Walau (konon) PM Abdullah Badawi sudah meminta maaf sedalam-dalamnya (profound apologize) atas insiden pengeroyokan Donald Luther oleh empat polisi Diraja Malaysia (PDRM), namun masih tercabik hati ini sebagai seorang anak negeri. Kenapa? sebab ada kisah sentimentil di balik aksi barbarian tersebut. Ketua delegasi wasit Indonesia itu dikira TKI ilegal. Seburam itukah potret negri kita di mata dunia, khususnya negara-negara tetangga? kenapa kini yang dominan ialah image (citra) meminjam istilah Bung Karno - bangsa kuli? Padahal dulu banyak profesor universitas negri jiran yang menuntut ilmu di kepulauan nusantara ini.
Mari sejenak meninjau peziarahan kita sebagai suatu bangsa. Referensinya ialah cita-cita luhur para founding fathers yang termaktub dalam Mukadimah UUD 1945, alinea ke-4. Berikut ini dua petikannya:
Pertama, "...suatu pemerintah negara Indonesia melindungi segenap bangsa Indonesia dan seluruh tumpah darah Indonesia dan untuk memajukan kesejahteraan umum, mencerdaskan kehidupan bangsa." Konsekuensinya, pemerintah musti mengelola sumber daya alam guna mencukupi kebutuhan sandang, pangan, dan papan seluruh rakyat. Misalnya dengan menggiatkan usaha koperasi di akar rumput. Sehingga mereka tak perlu hijrah ke luar negri untuk mengais rejeki.

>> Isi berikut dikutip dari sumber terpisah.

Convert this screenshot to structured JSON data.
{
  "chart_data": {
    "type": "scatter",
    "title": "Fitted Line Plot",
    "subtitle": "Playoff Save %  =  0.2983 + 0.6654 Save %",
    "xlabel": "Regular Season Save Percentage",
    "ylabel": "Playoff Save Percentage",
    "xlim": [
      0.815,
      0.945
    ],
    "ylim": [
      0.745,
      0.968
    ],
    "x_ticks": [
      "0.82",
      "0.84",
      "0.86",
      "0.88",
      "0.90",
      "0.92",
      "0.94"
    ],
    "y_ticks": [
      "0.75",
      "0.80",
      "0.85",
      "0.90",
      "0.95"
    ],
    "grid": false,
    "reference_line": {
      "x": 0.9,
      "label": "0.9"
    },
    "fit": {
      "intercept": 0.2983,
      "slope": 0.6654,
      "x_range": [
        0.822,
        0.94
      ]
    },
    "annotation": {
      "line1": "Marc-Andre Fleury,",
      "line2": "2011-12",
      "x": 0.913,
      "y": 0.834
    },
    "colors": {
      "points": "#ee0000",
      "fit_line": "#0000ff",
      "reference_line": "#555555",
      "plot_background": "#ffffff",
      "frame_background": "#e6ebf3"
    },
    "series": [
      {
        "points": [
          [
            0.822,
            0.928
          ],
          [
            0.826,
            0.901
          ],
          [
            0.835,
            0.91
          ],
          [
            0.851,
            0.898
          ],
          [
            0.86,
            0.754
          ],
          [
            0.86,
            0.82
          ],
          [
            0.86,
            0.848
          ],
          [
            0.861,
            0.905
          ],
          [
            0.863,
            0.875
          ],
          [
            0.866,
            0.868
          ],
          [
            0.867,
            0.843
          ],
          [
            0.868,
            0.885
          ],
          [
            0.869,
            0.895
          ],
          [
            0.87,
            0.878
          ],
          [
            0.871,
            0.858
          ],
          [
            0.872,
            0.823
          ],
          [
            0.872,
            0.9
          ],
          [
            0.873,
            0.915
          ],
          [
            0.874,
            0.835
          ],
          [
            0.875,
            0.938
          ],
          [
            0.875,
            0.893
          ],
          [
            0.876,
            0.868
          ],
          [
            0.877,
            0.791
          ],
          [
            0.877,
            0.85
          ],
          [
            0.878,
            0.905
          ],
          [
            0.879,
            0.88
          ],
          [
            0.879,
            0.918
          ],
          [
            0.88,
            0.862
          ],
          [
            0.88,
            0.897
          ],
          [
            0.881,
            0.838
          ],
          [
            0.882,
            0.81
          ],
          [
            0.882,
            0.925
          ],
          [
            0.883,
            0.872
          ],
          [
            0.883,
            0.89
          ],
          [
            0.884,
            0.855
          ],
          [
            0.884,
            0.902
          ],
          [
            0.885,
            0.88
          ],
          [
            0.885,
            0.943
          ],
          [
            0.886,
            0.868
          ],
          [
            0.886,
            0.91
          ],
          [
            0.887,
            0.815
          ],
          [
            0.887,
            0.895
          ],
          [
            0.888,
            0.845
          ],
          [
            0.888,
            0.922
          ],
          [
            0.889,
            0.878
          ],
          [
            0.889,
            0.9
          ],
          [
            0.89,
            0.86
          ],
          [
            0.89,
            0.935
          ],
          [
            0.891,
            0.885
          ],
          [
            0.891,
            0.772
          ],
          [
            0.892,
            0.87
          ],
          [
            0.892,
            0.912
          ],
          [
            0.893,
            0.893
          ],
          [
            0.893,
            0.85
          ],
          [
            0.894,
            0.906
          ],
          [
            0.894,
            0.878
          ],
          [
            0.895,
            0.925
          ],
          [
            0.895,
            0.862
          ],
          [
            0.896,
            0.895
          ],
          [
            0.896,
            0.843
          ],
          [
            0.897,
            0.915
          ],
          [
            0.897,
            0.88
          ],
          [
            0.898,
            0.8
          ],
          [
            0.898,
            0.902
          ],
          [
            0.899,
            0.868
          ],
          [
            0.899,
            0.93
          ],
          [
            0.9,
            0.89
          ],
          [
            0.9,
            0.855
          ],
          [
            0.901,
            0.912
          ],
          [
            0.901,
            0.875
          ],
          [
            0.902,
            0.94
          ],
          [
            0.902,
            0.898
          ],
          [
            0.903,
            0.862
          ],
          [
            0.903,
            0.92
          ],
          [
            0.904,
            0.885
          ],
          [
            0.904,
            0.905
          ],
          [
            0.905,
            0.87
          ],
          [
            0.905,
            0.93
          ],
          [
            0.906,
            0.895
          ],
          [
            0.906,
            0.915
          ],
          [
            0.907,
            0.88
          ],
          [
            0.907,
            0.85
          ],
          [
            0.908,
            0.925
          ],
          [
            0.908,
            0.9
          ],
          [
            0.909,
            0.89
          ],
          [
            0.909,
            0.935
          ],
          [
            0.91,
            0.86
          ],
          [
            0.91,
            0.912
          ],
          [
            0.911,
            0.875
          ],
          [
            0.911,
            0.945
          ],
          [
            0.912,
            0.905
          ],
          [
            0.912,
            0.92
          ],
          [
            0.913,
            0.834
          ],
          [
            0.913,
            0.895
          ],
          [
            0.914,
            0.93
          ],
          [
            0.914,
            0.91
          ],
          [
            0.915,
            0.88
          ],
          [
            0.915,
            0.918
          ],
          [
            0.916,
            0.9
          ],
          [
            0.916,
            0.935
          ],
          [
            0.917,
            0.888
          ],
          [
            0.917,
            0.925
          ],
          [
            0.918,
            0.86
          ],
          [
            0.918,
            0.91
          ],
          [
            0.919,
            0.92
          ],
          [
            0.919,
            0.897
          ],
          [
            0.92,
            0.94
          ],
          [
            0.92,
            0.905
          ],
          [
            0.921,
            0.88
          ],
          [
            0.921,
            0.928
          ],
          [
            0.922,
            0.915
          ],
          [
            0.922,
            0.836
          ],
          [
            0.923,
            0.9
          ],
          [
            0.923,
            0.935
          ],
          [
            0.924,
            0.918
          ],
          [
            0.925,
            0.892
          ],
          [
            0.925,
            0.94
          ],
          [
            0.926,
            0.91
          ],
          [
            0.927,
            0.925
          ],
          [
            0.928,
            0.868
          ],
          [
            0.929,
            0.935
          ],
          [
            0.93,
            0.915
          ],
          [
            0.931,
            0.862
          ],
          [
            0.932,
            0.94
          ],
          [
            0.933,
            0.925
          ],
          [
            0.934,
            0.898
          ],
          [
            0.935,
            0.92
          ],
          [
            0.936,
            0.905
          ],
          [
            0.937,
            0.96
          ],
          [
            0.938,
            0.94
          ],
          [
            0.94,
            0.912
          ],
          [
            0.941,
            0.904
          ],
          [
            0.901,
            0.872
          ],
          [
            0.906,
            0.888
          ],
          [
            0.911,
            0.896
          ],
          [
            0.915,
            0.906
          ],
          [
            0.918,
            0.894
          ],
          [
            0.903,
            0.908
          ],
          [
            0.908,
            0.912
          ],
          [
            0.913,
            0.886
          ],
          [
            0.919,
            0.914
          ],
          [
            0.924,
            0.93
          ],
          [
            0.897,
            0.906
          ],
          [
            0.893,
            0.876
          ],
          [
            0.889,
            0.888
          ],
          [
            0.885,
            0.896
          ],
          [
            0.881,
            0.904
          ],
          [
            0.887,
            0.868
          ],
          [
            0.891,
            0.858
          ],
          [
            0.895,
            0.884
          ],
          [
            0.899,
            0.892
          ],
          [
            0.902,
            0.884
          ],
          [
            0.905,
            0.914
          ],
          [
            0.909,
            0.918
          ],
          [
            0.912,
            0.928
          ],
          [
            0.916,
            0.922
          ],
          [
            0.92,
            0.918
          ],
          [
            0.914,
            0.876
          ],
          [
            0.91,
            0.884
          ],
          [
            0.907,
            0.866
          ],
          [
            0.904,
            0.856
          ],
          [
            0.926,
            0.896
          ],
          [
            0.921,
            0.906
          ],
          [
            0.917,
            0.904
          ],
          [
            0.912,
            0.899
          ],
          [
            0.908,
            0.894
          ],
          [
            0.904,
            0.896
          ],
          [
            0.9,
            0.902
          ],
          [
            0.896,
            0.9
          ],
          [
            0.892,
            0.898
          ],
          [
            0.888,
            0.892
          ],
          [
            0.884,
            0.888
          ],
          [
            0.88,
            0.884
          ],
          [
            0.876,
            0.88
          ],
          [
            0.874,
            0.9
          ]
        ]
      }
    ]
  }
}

Lebih lanjut, bangsa ini harus memberi perhatian lebih pada tarnsformasi sektor pendidikan nasional. Bukankah untuk melahirkan generasi masa depan yang cerdas, manusiawi dan trampil pelu komitmen, kerja keras sera anggaran minimal 20 persen dari APBN. Sebab pepatah lama mengatakan, "Jer Basuki Mawa Bea."
Kedua, idealnya anak bangsa melawat negri manca dalam rangka mengharumkan nama Ibu Pertiwi,"...ikut melaksanakan ketertiban dunia yang berdasarkan kemerdekaan, perdamaian abadi, dan keadilan sosial." Konkretnya, seperti Anand Krishna yang diundang oleh Perserikatan Bangsa-Bangsa (PBB) dalam Konferensi Internasional ke-60 bertema Climate Change - How It Affects Us All (Perubahan Iklim serta Dampaknya pada Kita Semua) pada 5-7 September 2007 lalu di New York. Selain itu, penulis produktif 110 buku ini akan melaunching karya terbarunya Voice of Indonesia (Seruan dari Indonesia) di Los Angeles (LA) pada detik-detik peringatan tragedi kemanusaan pengebomam World Trade Center (WTC) pada 11 September 2007.

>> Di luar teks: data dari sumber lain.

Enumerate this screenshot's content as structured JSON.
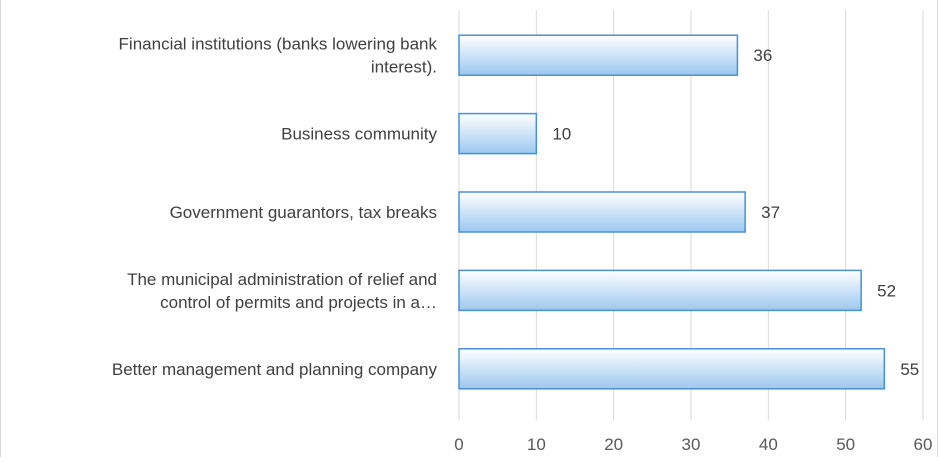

Prestasi membanggakan tersebut seyogyanya memicu kobaran api proaktivitas dalam diri setiap anak negri untuk bergotong-royong dan berkarya lebih giat demi kebangkitan bangsa dan perdamaian dunia. Caranya ialah dengan - menyitir judul lagu Sheila on Seven - Berhenti Berharap...pada bantuan lembaga donor, pemerintah yang melik nggendong lali, instatnsi militer, politikus korup, tokoh masyarakat maupun pemuka agama yang rumangsa isa tapi ora isa rumangsa, wakil rakyat yang bermental proyek aji mumpung, dst.
Mari kita semua sebagai warga negara mulai memberdaya diri dan meningkatkan kesadaran sipil (civic awareness). Yakni dengan membudayakan sikap lepas-bebas, kreatif-inovatif mengikuti percikan energi ilahi dalam diri di lingkap pengaruh masing-masing. Lebih mau memberi ketimbang menghisap. Menyadur seruan mendiang John F Kennedy,"Jangan bertanya apa yang negara telah berikan padamu. Tapi bertanyalah pada dirimu sendiri, apa yang sudah kupersembahkan bagi tanah airku, bangsaku dan last but not least kemanusiaanku?"